So, what went wrong?

According to the National Institute of Retirement Security, 57% (more than 100 million) of working age individuals do not own any retirement account assets in an employer-sponsored 401(k)-type plan, individual account or pension. Only 51% of Americans have access to a 401(k) plan.

More importantly, only 40% of individuals actually contribute to one.

Almost 60% of all working age individuals do NOT own assets in a retirement account. Four out of five working Americans have less than one year’s income saved in retirement accounts.

And of those that do own retirement accounts, the majority of the wealth, unsurprisingly, is owned by those with the highest incomes.

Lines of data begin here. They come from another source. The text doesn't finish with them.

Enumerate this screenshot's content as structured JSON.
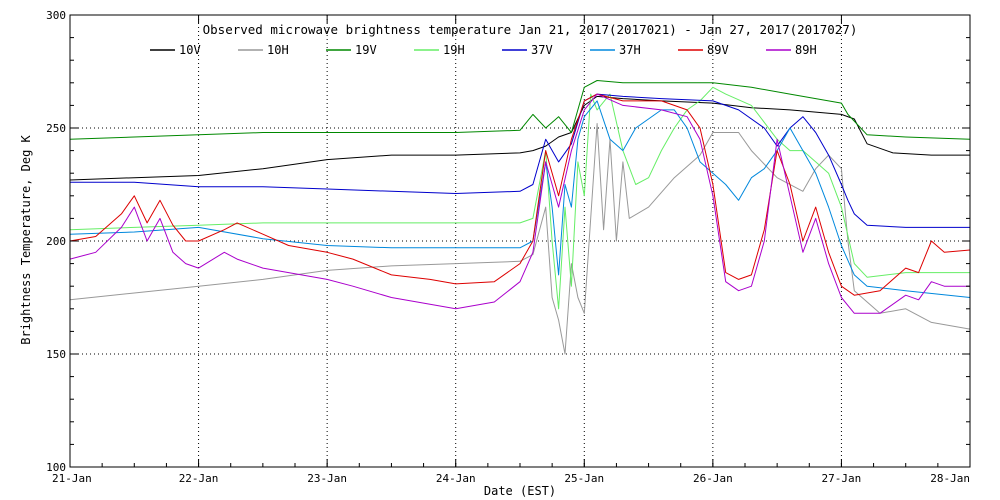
{
  "chart_data": {
    "type": "line",
    "title": "Observed microwave brightness temperature Jan 21, 2017(2017021) - Jan 27, 2017(2017027)",
    "xlabel": "Date (EST)",
    "ylabel": "Brightness Temperature, Deg K",
    "ylim": [
      100,
      300
    ],
    "yticks": [
      "100",
      "150",
      "200",
      "250",
      "300"
    ],
    "xlim": [
      0,
      7
    ],
    "xticks": [
      "21-Jan",
      "22-Jan",
      "23-Jan",
      "24-Jan",
      "25-Jan",
      "26-Jan",
      "27-Jan",
      "28-Jan"
    ],
    "grid": true,
    "legend_position": "top",
    "series": [
      {
        "name": "10V",
        "color": "#000000",
        "points": [
          [
            0,
            227
          ],
          [
            0.5,
            228
          ],
          [
            1,
            229
          ],
          [
            1.5,
            232
          ],
          [
            2,
            236
          ],
          [
            2.5,
            238
          ],
          [
            3,
            238
          ],
          [
            3.5,
            239
          ],
          [
            3.6,
            240
          ],
          [
            3.7,
            242
          ],
          [
            3.8,
            246
          ],
          [
            3.9,
            248
          ],
          [
            4.0,
            260
          ],
          [
            4.1,
            264
          ],
          [
            4.3,
            263
          ],
          [
            4.6,
            262
          ],
          [
            5,
            261
          ],
          [
            5.3,
            259
          ],
          [
            5.6,
            258
          ],
          [
            6.0,
            256
          ],
          [
            6.1,
            254
          ],
          [
            6.2,
            243
          ],
          [
            6.4,
            239
          ],
          [
            6.7,
            238
          ],
          [
            7,
            238
          ]
        ]
      },
      {
        "name": "10H",
        "color": "#999999",
        "points": [
          [
            0,
            174
          ],
          [
            0.5,
            177
          ],
          [
            1,
            180
          ],
          [
            1.5,
            183
          ],
          [
            2,
            187
          ],
          [
            2.5,
            189
          ],
          [
            3,
            190
          ],
          [
            3.5,
            191
          ],
          [
            3.6,
            194
          ],
          [
            3.7,
            215
          ],
          [
            3.75,
            175
          ],
          [
            3.8,
            165
          ],
          [
            3.85,
            150
          ],
          [
            3.9,
            190
          ],
          [
            3.95,
            175
          ],
          [
            4.0,
            168
          ],
          [
            4.05,
            210
          ],
          [
            4.1,
            252
          ],
          [
            4.15,
            205
          ],
          [
            4.2,
            245
          ],
          [
            4.25,
            200
          ],
          [
            4.3,
            235
          ],
          [
            4.35,
            210
          ],
          [
            4.5,
            215
          ],
          [
            4.7,
            228
          ],
          [
            4.9,
            238
          ],
          [
            5.0,
            248
          ],
          [
            5.2,
            248
          ],
          [
            5.3,
            240
          ],
          [
            5.5,
            228
          ],
          [
            5.7,
            222
          ],
          [
            5.8,
            232
          ],
          [
            5.9,
            238
          ],
          [
            6.0,
            232
          ],
          [
            6.05,
            200
          ],
          [
            6.1,
            178
          ],
          [
            6.3,
            168
          ],
          [
            6.5,
            170
          ],
          [
            6.7,
            164
          ],
          [
            7,
            161
          ]
        ]
      },
      {
        "name": "19V",
        "color": "#008800",
        "points": [
          [
            0,
            245
          ],
          [
            0.5,
            246
          ],
          [
            1,
            247
          ],
          [
            1.5,
            248
          ],
          [
            2,
            248
          ],
          [
            2.5,
            248
          ],
          [
            3,
            248
          ],
          [
            3.5,
            249
          ],
          [
            3.6,
            256
          ],
          [
            3.7,
            250
          ],
          [
            3.8,
            255
          ],
          [
            3.9,
            248
          ],
          [
            4.0,
            268
          ],
          [
            4.1,
            271
          ],
          [
            4.3,
            270
          ],
          [
            4.6,
            270
          ],
          [
            5,
            270
          ],
          [
            5.3,
            268
          ],
          [
            5.6,
            265
          ],
          [
            6.0,
            261
          ],
          [
            6.05,
            256
          ],
          [
            6.2,
            247
          ],
          [
            6.5,
            246
          ],
          [
            7,
            245
          ]
        ]
      },
      {
        "name": "19H",
        "color": "#66ee66",
        "points": [
          [
            0,
            205
          ],
          [
            0.5,
            206
          ],
          [
            1,
            207
          ],
          [
            1.5,
            208
          ],
          [
            2,
            208
          ],
          [
            2.5,
            208
          ],
          [
            3,
            208
          ],
          [
            3.5,
            208
          ],
          [
            3.6,
            210
          ],
          [
            3.7,
            240
          ],
          [
            3.75,
            200
          ],
          [
            3.8,
            170
          ],
          [
            3.85,
            215
          ],
          [
            3.9,
            180
          ],
          [
            3.95,
            235
          ],
          [
            4.0,
            220
          ],
          [
            4.05,
            265
          ],
          [
            4.1,
            258
          ],
          [
            4.2,
            265
          ],
          [
            4.3,
            240
          ],
          [
            4.4,
            225
          ],
          [
            4.5,
            228
          ],
          [
            4.6,
            240
          ],
          [
            4.7,
            250
          ],
          [
            4.8,
            258
          ],
          [
            4.9,
            262
          ],
          [
            5.0,
            268
          ],
          [
            5.1,
            265
          ],
          [
            5.3,
            260
          ],
          [
            5.5,
            245
          ],
          [
            5.6,
            240
          ],
          [
            5.7,
            240
          ],
          [
            5.8,
            235
          ],
          [
            5.9,
            230
          ],
          [
            6.0,
            215
          ],
          [
            6.1,
            190
          ],
          [
            6.2,
            184
          ],
          [
            6.5,
            186
          ],
          [
            7,
            186
          ]
        ]
      },
      {
        "name": "37V",
        "color": "#0000cc",
        "points": [
          [
            0,
            226
          ],
          [
            0.5,
            226
          ],
          [
            1,
            224
          ],
          [
            1.5,
            224
          ],
          [
            2,
            223
          ],
          [
            2.5,
            222
          ],
          [
            3,
            221
          ],
          [
            3.5,
            222
          ],
          [
            3.6,
            225
          ],
          [
            3.7,
            245
          ],
          [
            3.8,
            235
          ],
          [
            3.9,
            243
          ],
          [
            4.0,
            262
          ],
          [
            4.1,
            265
          ],
          [
            4.3,
            264
          ],
          [
            4.6,
            263
          ],
          [
            5,
            262
          ],
          [
            5.2,
            258
          ],
          [
            5.4,
            250
          ],
          [
            5.5,
            242
          ],
          [
            5.6,
            250
          ],
          [
            5.7,
            255
          ],
          [
            5.8,
            248
          ],
          [
            5.9,
            238
          ],
          [
            6.0,
            225
          ],
          [
            6.05,
            218
          ],
          [
            6.1,
            212
          ],
          [
            6.2,
            207
          ],
          [
            6.5,
            206
          ],
          [
            7,
            206
          ]
        ]
      },
      {
        "name": "37H",
        "color": "#0088dd",
        "points": [
          [
            0,
            203
          ],
          [
            0.5,
            204
          ],
          [
            1,
            206
          ],
          [
            1.5,
            201
          ],
          [
            2,
            198
          ],
          [
            2.5,
            197
          ],
          [
            3,
            197
          ],
          [
            3.5,
            197
          ],
          [
            3.6,
            200
          ],
          [
            3.7,
            235
          ],
          [
            3.75,
            215
          ],
          [
            3.8,
            185
          ],
          [
            3.85,
            225
          ],
          [
            3.9,
            215
          ],
          [
            3.95,
            245
          ],
          [
            4.0,
            255
          ],
          [
            4.1,
            262
          ],
          [
            4.2,
            245
          ],
          [
            4.3,
            240
          ],
          [
            4.4,
            250
          ],
          [
            4.6,
            258
          ],
          [
            4.7,
            258
          ],
          [
            4.8,
            250
          ],
          [
            4.9,
            235
          ],
          [
            5.0,
            230
          ],
          [
            5.1,
            225
          ],
          [
            5.2,
            218
          ],
          [
            5.3,
            228
          ],
          [
            5.4,
            232
          ],
          [
            5.5,
            240
          ],
          [
            5.6,
            250
          ],
          [
            5.7,
            240
          ],
          [
            5.8,
            230
          ],
          [
            5.9,
            215
          ],
          [
            6.0,
            198
          ],
          [
            6.1,
            185
          ],
          [
            6.2,
            180
          ],
          [
            6.5,
            178
          ],
          [
            7,
            175
          ]
        ]
      },
      {
        "name": "89V",
        "color": "#dd0000",
        "points": [
          [
            0,
            200
          ],
          [
            0.2,
            202
          ],
          [
            0.4,
            212
          ],
          [
            0.5,
            220
          ],
          [
            0.6,
            208
          ],
          [
            0.7,
            218
          ],
          [
            0.8,
            207
          ],
          [
            0.9,
            200
          ],
          [
            1,
            200
          ],
          [
            1.2,
            205
          ],
          [
            1.3,
            208
          ],
          [
            1.5,
            203
          ],
          [
            1.7,
            198
          ],
          [
            2,
            195
          ],
          [
            2.2,
            192
          ],
          [
            2.5,
            185
          ],
          [
            2.8,
            183
          ],
          [
            3.0,
            181
          ],
          [
            3.3,
            182
          ],
          [
            3.5,
            190
          ],
          [
            3.6,
            200
          ],
          [
            3.7,
            240
          ],
          [
            3.8,
            220
          ],
          [
            3.9,
            245
          ],
          [
            4.0,
            262
          ],
          [
            4.1,
            265
          ],
          [
            4.3,
            262
          ],
          [
            4.6,
            262
          ],
          [
            4.8,
            258
          ],
          [
            4.9,
            250
          ],
          [
            5.0,
            225
          ],
          [
            5.1,
            186
          ],
          [
            5.2,
            183
          ],
          [
            5.3,
            185
          ],
          [
            5.4,
            205
          ],
          [
            5.5,
            240
          ],
          [
            5.6,
            225
          ],
          [
            5.7,
            200
          ],
          [
            5.8,
            215
          ],
          [
            5.9,
            195
          ],
          [
            6.0,
            180
          ],
          [
            6.1,
            176
          ],
          [
            6.3,
            178
          ],
          [
            6.5,
            188
          ],
          [
            6.6,
            186
          ],
          [
            6.7,
            200
          ],
          [
            6.8,
            195
          ],
          [
            7,
            196
          ]
        ]
      },
      {
        "name": "89H",
        "color": "#aa00cc",
        "points": [
          [
            0,
            192
          ],
          [
            0.2,
            195
          ],
          [
            0.4,
            206
          ],
          [
            0.5,
            215
          ],
          [
            0.6,
            200
          ],
          [
            0.7,
            210
          ],
          [
            0.8,
            195
          ],
          [
            0.9,
            190
          ],
          [
            1,
            188
          ],
          [
            1.2,
            195
          ],
          [
            1.3,
            192
          ],
          [
            1.5,
            188
          ],
          [
            1.7,
            186
          ],
          [
            2,
            183
          ],
          [
            2.2,
            180
          ],
          [
            2.5,
            175
          ],
          [
            2.8,
            172
          ],
          [
            3.0,
            170
          ],
          [
            3.3,
            173
          ],
          [
            3.5,
            182
          ],
          [
            3.6,
            195
          ],
          [
            3.7,
            235
          ],
          [
            3.8,
            215
          ],
          [
            3.9,
            240
          ],
          [
            4.0,
            258
          ],
          [
            4.1,
            265
          ],
          [
            4.3,
            260
          ],
          [
            4.6,
            258
          ],
          [
            4.8,
            255
          ],
          [
            4.9,
            245
          ],
          [
            5.0,
            220
          ],
          [
            5.1,
            182
          ],
          [
            5.2,
            178
          ],
          [
            5.3,
            180
          ],
          [
            5.4,
            200
          ],
          [
            5.5,
            245
          ],
          [
            5.6,
            220
          ],
          [
            5.7,
            195
          ],
          [
            5.8,
            210
          ],
          [
            5.9,
            190
          ],
          [
            6.0,
            175
          ],
          [
            6.1,
            168
          ],
          [
            6.3,
            168
          ],
          [
            6.5,
            176
          ],
          [
            6.6,
            174
          ],
          [
            6.7,
            182
          ],
          [
            6.8,
            180
          ],
          [
            7,
            180
          ]
        ]
      }
    ]
  }
}
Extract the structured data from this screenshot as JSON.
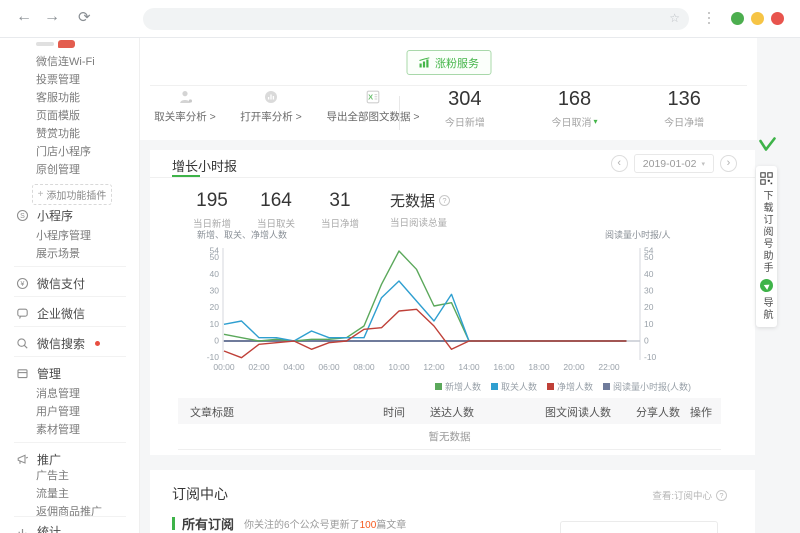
{
  "browser": {
    "back_icon": "←",
    "forward_icon": "→",
    "refresh_icon": "⟳",
    "star_icon": "☆",
    "omnibox_value": "",
    "window_dot_colors": [
      "#4cae4f",
      "#f6c445",
      "#e8544d"
    ]
  },
  "sidebar": {
    "plugin_items": [
      "微信连Wi-Fi",
      "投票管理",
      "客服功能",
      "页面模版",
      "赞赏功能",
      "门店小程序",
      "原创管理"
    ],
    "add_plugin_label": "添加功能插件",
    "sections": [
      {
        "label": "小程序",
        "icon": "mini-program-icon",
        "children": [
          "小程序管理",
          "展示场景"
        ]
      },
      {
        "label": "微信支付",
        "icon": "wechat-pay-icon",
        "children": []
      },
      {
        "label": "企业微信",
        "icon": "enterprise-wechat-icon",
        "children": []
      },
      {
        "label": "微信搜索",
        "icon": "wechat-search-icon",
        "badge_dot": true,
        "children": []
      },
      {
        "label": "管理",
        "icon": "management-icon",
        "children": [
          "消息管理",
          "用户管理",
          "素材管理"
        ]
      },
      {
        "label": "推广",
        "icon": "promotion-icon",
        "children": [
          "广告主",
          "流量主",
          "返佣商品推广"
        ]
      },
      {
        "label": "统计",
        "icon": "statistics-icon",
        "children": []
      }
    ]
  },
  "overview": {
    "report_button_label": "涨粉服务",
    "actions": [
      {
        "label": "取关率分析 >",
        "icon": "unfollow-analysis-icon"
      },
      {
        "label": "打开率分析 >",
        "icon": "open-rate-analysis-icon"
      },
      {
        "label": "导出全部图文数据 >",
        "icon": "export-excel-icon"
      }
    ],
    "stats": [
      {
        "value": "304",
        "label": "今日新增"
      },
      {
        "value": "168",
        "label": "今日取消",
        "dropdown": true
      },
      {
        "value": "136",
        "label": "今日净增"
      }
    ]
  },
  "growth": {
    "tab_label": "增长小时报",
    "date": "2019-01-02",
    "prev_icon": "‹",
    "next_icon": "›",
    "caret_icon": "▾",
    "stats": [
      {
        "value": "195",
        "label": "当日新增"
      },
      {
        "value": "164",
        "label": "当日取关"
      },
      {
        "value": "31",
        "label": "当日净增"
      },
      {
        "value": "无数据",
        "label": "当日阅读总量",
        "help": true
      }
    ]
  },
  "chart_data": {
    "type": "line",
    "x": [
      "00:00",
      "01:00",
      "02:00",
      "03:00",
      "04:00",
      "05:00",
      "06:00",
      "07:00",
      "08:00",
      "09:00",
      "10:00",
      "11:00",
      "12:00",
      "13:00",
      "14:00",
      "15:00",
      "16:00",
      "17:00",
      "18:00",
      "19:00",
      "20:00",
      "21:00",
      "22:00",
      "23:00"
    ],
    "x_tick_labels": [
      "00:00",
      "02:00",
      "04:00",
      "06:00",
      "08:00",
      "10:00",
      "12:00",
      "14:00",
      "16:00",
      "18:00",
      "20:00",
      "22:00"
    ],
    "left_axis_label": "新增、取关、净增人数",
    "right_axis_label": "阅读量小时报/人",
    "y_ticks": [
      54,
      50,
      40,
      30,
      20,
      10,
      0,
      -10
    ],
    "ylim": [
      -10,
      54
    ],
    "grid": false,
    "legend_position": "bottom-right",
    "series": [
      {
        "name": "新增人数",
        "color": "#5ba85b",
        "values": [
          4,
          2,
          0,
          1,
          0,
          1,
          1,
          2,
          9,
          34,
          54,
          43,
          21,
          23,
          0,
          0,
          0,
          0,
          0,
          0,
          0,
          0,
          0,
          0
        ]
      },
      {
        "name": "取关人数",
        "color": "#2f9fd0",
        "values": [
          10,
          12,
          2,
          2,
          0,
          6,
          2,
          2,
          2,
          26,
          36,
          24,
          12,
          28,
          0,
          0,
          0,
          0,
          0,
          0,
          0,
          0,
          0,
          0
        ]
      },
      {
        "name": "净增人数",
        "color": "#bf4038",
        "values": [
          -6,
          -10,
          -2,
          -1,
          0,
          -5,
          -1,
          0,
          7,
          8,
          18,
          19,
          9,
          -5,
          0,
          0,
          0,
          0,
          0,
          0,
          0,
          0,
          0,
          0
        ]
      },
      {
        "name": "阅读量小时报(人数)",
        "color": "#6f7b9b",
        "values": [
          0,
          0,
          0,
          0,
          0,
          0,
          0,
          0,
          0,
          0,
          0,
          0,
          0,
          0,
          0,
          0,
          0,
          0,
          0,
          0,
          0,
          0,
          0,
          0
        ]
      }
    ]
  },
  "table": {
    "headers": [
      "文章标题",
      "时间",
      "送达人数",
      "图文阅读人数",
      "分享人数",
      "操作"
    ],
    "empty_text": "暂无数据"
  },
  "subscription": {
    "title": "订阅中心",
    "view_link": "查看:订阅中心",
    "section_label": "所有订阅",
    "desc_prefix": "你关注的6个公众号更新了",
    "desc_highlight": "100",
    "desc_suffix": "篇文章",
    "highlight_color": "#f55a1e"
  },
  "floating": {
    "download_label": "下载订阅号助手",
    "nav_label": "导航"
  },
  "theme": {
    "accent_green": "#3eb349",
    "bg": "#f5f6f7",
    "danger_red": "#e8544d"
  }
}
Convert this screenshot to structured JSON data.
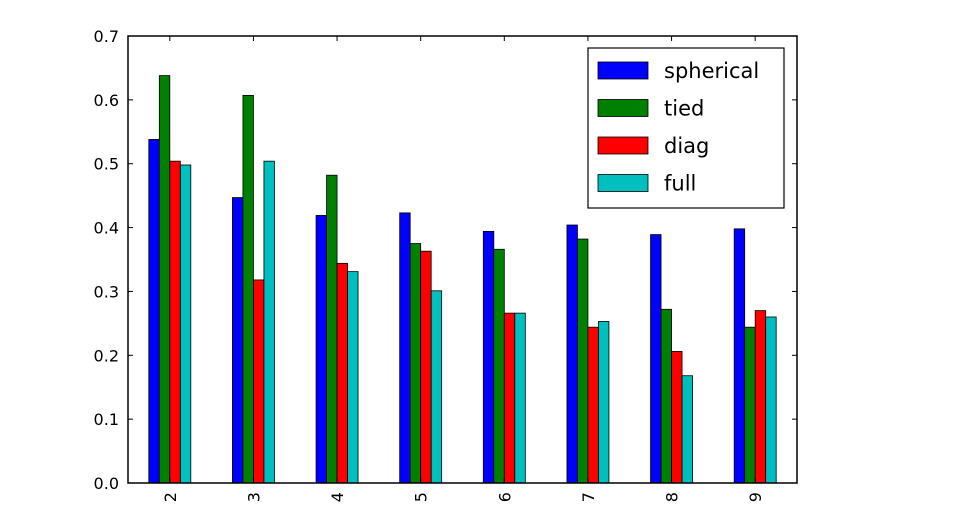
{
  "chart_data": {
    "type": "bar",
    "title": "",
    "xlabel": "",
    "ylabel": "",
    "categories": [
      "2",
      "3",
      "4",
      "5",
      "6",
      "7",
      "8",
      "9"
    ],
    "ylim": [
      0,
      0.7
    ],
    "yticks": [
      "0.0",
      "0.1",
      "0.2",
      "0.3",
      "0.4",
      "0.5",
      "0.6",
      "0.7"
    ],
    "grid": false,
    "legend_position": "top-right",
    "series": [
      {
        "name": "spherical",
        "color": "#0000ff",
        "values": [
          0.538,
          0.447,
          0.419,
          0.423,
          0.394,
          0.404,
          0.389,
          0.398
        ]
      },
      {
        "name": "tied",
        "color": "#008000",
        "values": [
          0.638,
          0.607,
          0.482,
          0.375,
          0.366,
          0.382,
          0.272,
          0.244
        ]
      },
      {
        "name": "diag",
        "color": "#ff0000",
        "values": [
          0.504,
          0.318,
          0.344,
          0.363,
          0.266,
          0.244,
          0.206,
          0.27
        ]
      },
      {
        "name": "full",
        "color": "#00bfbf",
        "values": [
          0.498,
          0.504,
          0.331,
          0.301,
          0.266,
          0.253,
          0.168,
          0.26
        ]
      }
    ]
  }
}
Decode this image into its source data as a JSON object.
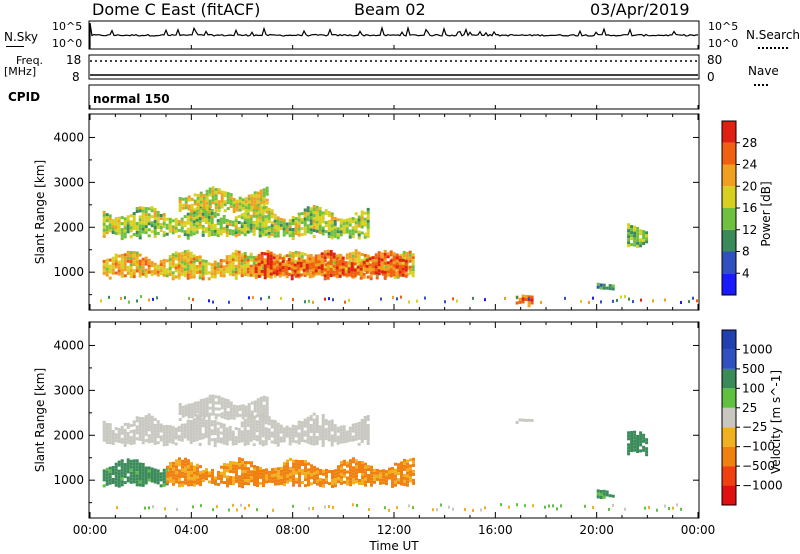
{
  "header": {
    "radar": "Dome C East (fitACF)",
    "beam": "Beam 02",
    "date": "03/Apr/2019"
  },
  "top_panels": {
    "nsky_label": "N.Sky",
    "nsky_ticks": [
      "10^5",
      "10^0"
    ],
    "nsearch_label": "N.Search",
    "nsearch_ticks": [
      "10^5",
      "10^0"
    ],
    "freq_label_line1": "Freq.",
    "freq_label_line2": "[MHz]",
    "freq_ticks": [
      "18",
      "8"
    ],
    "nave_label": "Nave",
    "nave_ticks": [
      "80",
      "0"
    ],
    "cpid_label": "CPID",
    "cpid_value": "normal 150"
  },
  "colors": {
    "power_scale": [
      "#1a1aff",
      "#3050c0",
      "#3a8a5a",
      "#70c040",
      "#d8d020",
      "#f0a020",
      "#f06010",
      "#e02010"
    ],
    "velocity_scale": [
      "#e01010",
      "#f04010",
      "#f08010",
      "#f0b020",
      "#c8c8c0",
      "#60c040",
      "#3a8a5a",
      "#3050c0",
      "#2040b0"
    ]
  },
  "chart_data": [
    {
      "type": "heatmap",
      "name": "Power",
      "ylabel": "Slant Range [km]",
      "yticks": [
        "4000",
        "3000",
        "2000",
        "1000"
      ],
      "ylim": [
        180,
        4500
      ],
      "xlim": [
        0,
        24
      ],
      "colorbar_label": "Power [dB]",
      "colorbar_ticks": [
        "28",
        "24",
        "20",
        "16",
        "12",
        "8",
        "4"
      ],
      "colorbar_range": [
        0,
        32
      ],
      "regions": [
        {
          "t": [
            0.5,
            11.0
          ],
          "r": [
            1700,
            2500
          ],
          "value": 16
        },
        {
          "t": [
            3.5,
            7.0
          ],
          "r": [
            2300,
            2900
          ],
          "value": 18
        },
        {
          "t": [
            0.5,
            12.8
          ],
          "r": [
            800,
            1500
          ],
          "value": 20
        },
        {
          "t": [
            6.5,
            12.5
          ],
          "r": [
            800,
            1500
          ],
          "value": 26
        },
        {
          "t": [
            16.8,
            17.5
          ],
          "r": [
            250,
            500
          ],
          "value": 26
        },
        {
          "t": [
            21.2,
            22.0
          ],
          "r": [
            1500,
            2100
          ],
          "value": 14
        },
        {
          "t": [
            20.0,
            20.6
          ],
          "r": [
            600,
            800
          ],
          "value": 12
        }
      ]
    },
    {
      "type": "heatmap",
      "name": "Velocity",
      "ylabel": "Slant Range [km]",
      "yticks": [
        "4000",
        "3000",
        "2000",
        "1000"
      ],
      "ylim": [
        180,
        4500
      ],
      "xlim": [
        0,
        24
      ],
      "xticks": [
        "00:00",
        "04:00",
        "08:00",
        "12:00",
        "16:00",
        "20:00",
        "00:00"
      ],
      "xlabel": "Time UT",
      "colorbar_label": "Velocity [m s^-1]",
      "colorbar_ticks": [
        "1000",
        "500",
        "100",
        "25",
        "−25",
        "−100",
        "−500",
        "−1000"
      ],
      "regions": [
        {
          "t": [
            0.5,
            11.0
          ],
          "r": [
            1700,
            2500
          ],
          "value": 0
        },
        {
          "t": [
            3.5,
            7.0
          ],
          "r": [
            2300,
            2900
          ],
          "value": 0
        },
        {
          "t": [
            0.5,
            3.0
          ],
          "r": [
            800,
            1500
          ],
          "value": 150
        },
        {
          "t": [
            3.0,
            12.8
          ],
          "r": [
            800,
            1500
          ],
          "value": -120
        },
        {
          "t": [
            21.2,
            22.0
          ],
          "r": [
            1500,
            2100
          ],
          "value": 200
        },
        {
          "t": [
            20.0,
            20.6
          ],
          "r": [
            600,
            800
          ],
          "value": 150
        },
        {
          "t": [
            16.8,
            17.5
          ],
          "r": [
            2300,
            2400
          ],
          "value": 0
        }
      ]
    }
  ]
}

Lastly, four out of five working age households have retirement savings of less than one times their annual income. This does not bode well for the sustainability of living standards in the “golden years.”

Average household savings for the bottom 40% are under $30,000. Median household savings for the bottom 40% are zero dollars. Clearly the top percentiles and especially the top 1% skew the average. And the top 1/10 of 1%? The point is that the 80% of households have less than $100,000 in savings. That is not enough for even a minimal retirement. Importantly, baby boomers who are nearing retirement had an average of just $40,000 saved for their “golden years.” Let’s make the very aggressive assumption that you can take 5% a year from your savings plan. If you have $100,000, that’s $5,000 yearly or about $417 a month—on top of your Social Security. And if you don’t have your house paid off?